St James’s Hospital in south Dublin has been announced as the location for the new National Children’s Hospital.
Minister for Health James Reilly made the announcement this afternoon.
He said the Government was determined to build a hospital of which we can all be proud, adding that: "In these difficult times the new hospital can be a beacon for all of us."
Mr Reilly said construction could be completed by the end of 2017, certainly by early 2018.
He said €26m "has gone, not to be recovered" after the Mater Hospital site was turned down.
Mr Reilly said the estimated cost of the St James’s proposal was €484m, but that that was “very tight” and that other costs would be involved.
He added that the planning risks at St James's Hospital were moderate.
€200m of the funding for the hospital will come from the National Lottery. €360m will come from the Capital budget and €50m will be available in relation to ambulette care development.
Minister Reilly said there was ample room to build a maternity hospital at the James's campus, however a final decision on this has not been made.
Taoiseach Enda Kenny told the Dáil that he hoped there would be "buy-in" to today's decision.
Mr Kenny thanked everyone who provided care to children in the country's medical facilities.
He said that despite disagreement over the site at the highest level amongst those who provide children's health care services, he hoped there would be support for the decision the Government had made.
The Dáil is to debate the decision on Thursday.
Earlier, Mr Kenny said work could begin immediately to prepare the site at St James's for the hospital.
The Taoiseach said that the Minister for Health had been careful in his assessment of the timeline for completion of the project.
He said construction could commence by 2015 but the issue of planning permission had to be gone through.
Speaking on RTÉ's Drivetime Minister Reilly said that he had been reassured at a meeting with hospital representatives that he had their full co-operation.
Mr Reilly said that while "there was very little to show" for the €26m invested in the Mater site, that cannot be transferred.
However, Mr Reilly said this time around he would be keeping a very close watch on what was being spent on the hospital.
He said he would put in place " a very robust governance structure" and will expect weekly reports and monthly meetings.
Mixed reaction to the decision
The Chair of the Dolphin Report said a site for the hospital was not chosen by the review group, and that that was the decision of the Cabinet.
However, Frank Dolphin said the report laid out the pluses and minuses of the potential sites on offer.
Speaking on RTÉ's Drivetime, Mr Dolphin said that the review group was guided by the clinical synergies that would be gained from the National Children's Hospital being co-located with an adult tertiary hospital.
He said that planning was a major issue in the case of the Mater Hospital, and that while it was a leading teaching hospital, the site was very restricted.
Chairman of the Mater Hospital John Morgan said it was a "very disappointing day."
Speaking on RTÉ's Drivetime, Mr Morgan said the Minister had made clear that the "breadth and depth" of the Mater's clinical specialisation made it a very worthy site, and that had not been chosen due to planning concerns.
However, Mr Morgan said that the hospital had been given permission, it could have re-submitted plans, which would have resolved those concerns.
Mr Morgan said that after the rejection of the initial plan by An Bord Pleanála, the hospital was able to increase the footprint of the site for the project, following the donation of the Old Mater Hospital Building by the Sisters of Mercy.
He said that a decision had been made, which in the opinion of the Cabinet was in the best interest of all children, and that he hoped that would turn out to be the case.
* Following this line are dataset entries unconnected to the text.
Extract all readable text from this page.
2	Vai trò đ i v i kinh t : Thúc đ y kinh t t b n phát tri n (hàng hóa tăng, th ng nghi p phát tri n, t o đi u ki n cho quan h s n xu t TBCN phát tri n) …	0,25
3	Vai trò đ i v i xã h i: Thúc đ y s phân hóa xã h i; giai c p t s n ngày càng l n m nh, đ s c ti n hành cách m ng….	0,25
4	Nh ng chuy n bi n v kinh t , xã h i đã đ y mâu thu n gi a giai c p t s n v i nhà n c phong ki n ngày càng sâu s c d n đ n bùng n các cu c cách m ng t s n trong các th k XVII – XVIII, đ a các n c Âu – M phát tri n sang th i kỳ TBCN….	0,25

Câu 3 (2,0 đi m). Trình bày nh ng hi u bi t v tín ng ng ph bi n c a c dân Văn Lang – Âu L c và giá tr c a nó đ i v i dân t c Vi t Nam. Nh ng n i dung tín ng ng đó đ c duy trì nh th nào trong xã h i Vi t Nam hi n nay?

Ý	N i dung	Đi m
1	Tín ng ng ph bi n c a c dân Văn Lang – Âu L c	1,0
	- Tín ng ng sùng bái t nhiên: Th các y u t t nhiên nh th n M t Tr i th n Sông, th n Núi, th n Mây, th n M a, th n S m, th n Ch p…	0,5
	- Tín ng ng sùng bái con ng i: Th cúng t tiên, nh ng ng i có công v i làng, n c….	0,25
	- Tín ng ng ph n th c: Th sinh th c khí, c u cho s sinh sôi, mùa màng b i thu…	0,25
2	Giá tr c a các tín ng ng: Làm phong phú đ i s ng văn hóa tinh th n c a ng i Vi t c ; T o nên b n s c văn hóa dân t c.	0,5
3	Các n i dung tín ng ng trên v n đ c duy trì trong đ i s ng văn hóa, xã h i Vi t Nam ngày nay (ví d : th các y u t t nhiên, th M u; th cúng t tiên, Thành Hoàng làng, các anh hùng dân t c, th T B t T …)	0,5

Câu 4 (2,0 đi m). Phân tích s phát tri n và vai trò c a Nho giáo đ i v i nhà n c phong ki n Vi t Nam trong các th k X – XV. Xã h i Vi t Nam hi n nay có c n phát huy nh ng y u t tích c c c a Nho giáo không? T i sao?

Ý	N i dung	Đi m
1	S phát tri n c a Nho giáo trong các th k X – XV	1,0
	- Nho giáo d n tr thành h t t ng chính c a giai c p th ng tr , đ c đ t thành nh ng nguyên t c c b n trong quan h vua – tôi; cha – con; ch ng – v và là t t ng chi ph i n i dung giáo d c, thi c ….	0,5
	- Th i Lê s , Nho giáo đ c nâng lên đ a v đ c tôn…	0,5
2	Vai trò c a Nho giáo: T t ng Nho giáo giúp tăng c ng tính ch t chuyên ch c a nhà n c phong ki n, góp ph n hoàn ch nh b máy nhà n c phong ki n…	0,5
The Tallaght Hospital Action Group expressed disappointment at the decision and said it believed the Tallaght Hospital/SDCC proposal fulfilled all of the minister's terms of reference with regard to accessibility, cost and value for money, timeframe and existing paediatric services.
Political reaction to decision
Fianna Fáil health spokesperson Billy Kelleher said clarity was needed in relation to the funding for the new site.
Mr Kelleher welcomed the choice of St James's but said he would be raising with Mr Reilly "what plans he intends to put in place now to deal with the needs of the existing facilities in Crumlin, Temple Street and Tallaght given that the 2016 timeline for delivery of the new hospital is not now likely to be met.
Sinn Féin said the priority is now to move quickly to the planning and development stage.
Health spokesperson Caoimhghín Ó Caoláin said every effort should be made to complete the project as near to the target date of 2016 as possible.
Labour TD for Dublin South Central Eric Byrne said he was delighted with the decision, which has ended months of speculation and conjecture.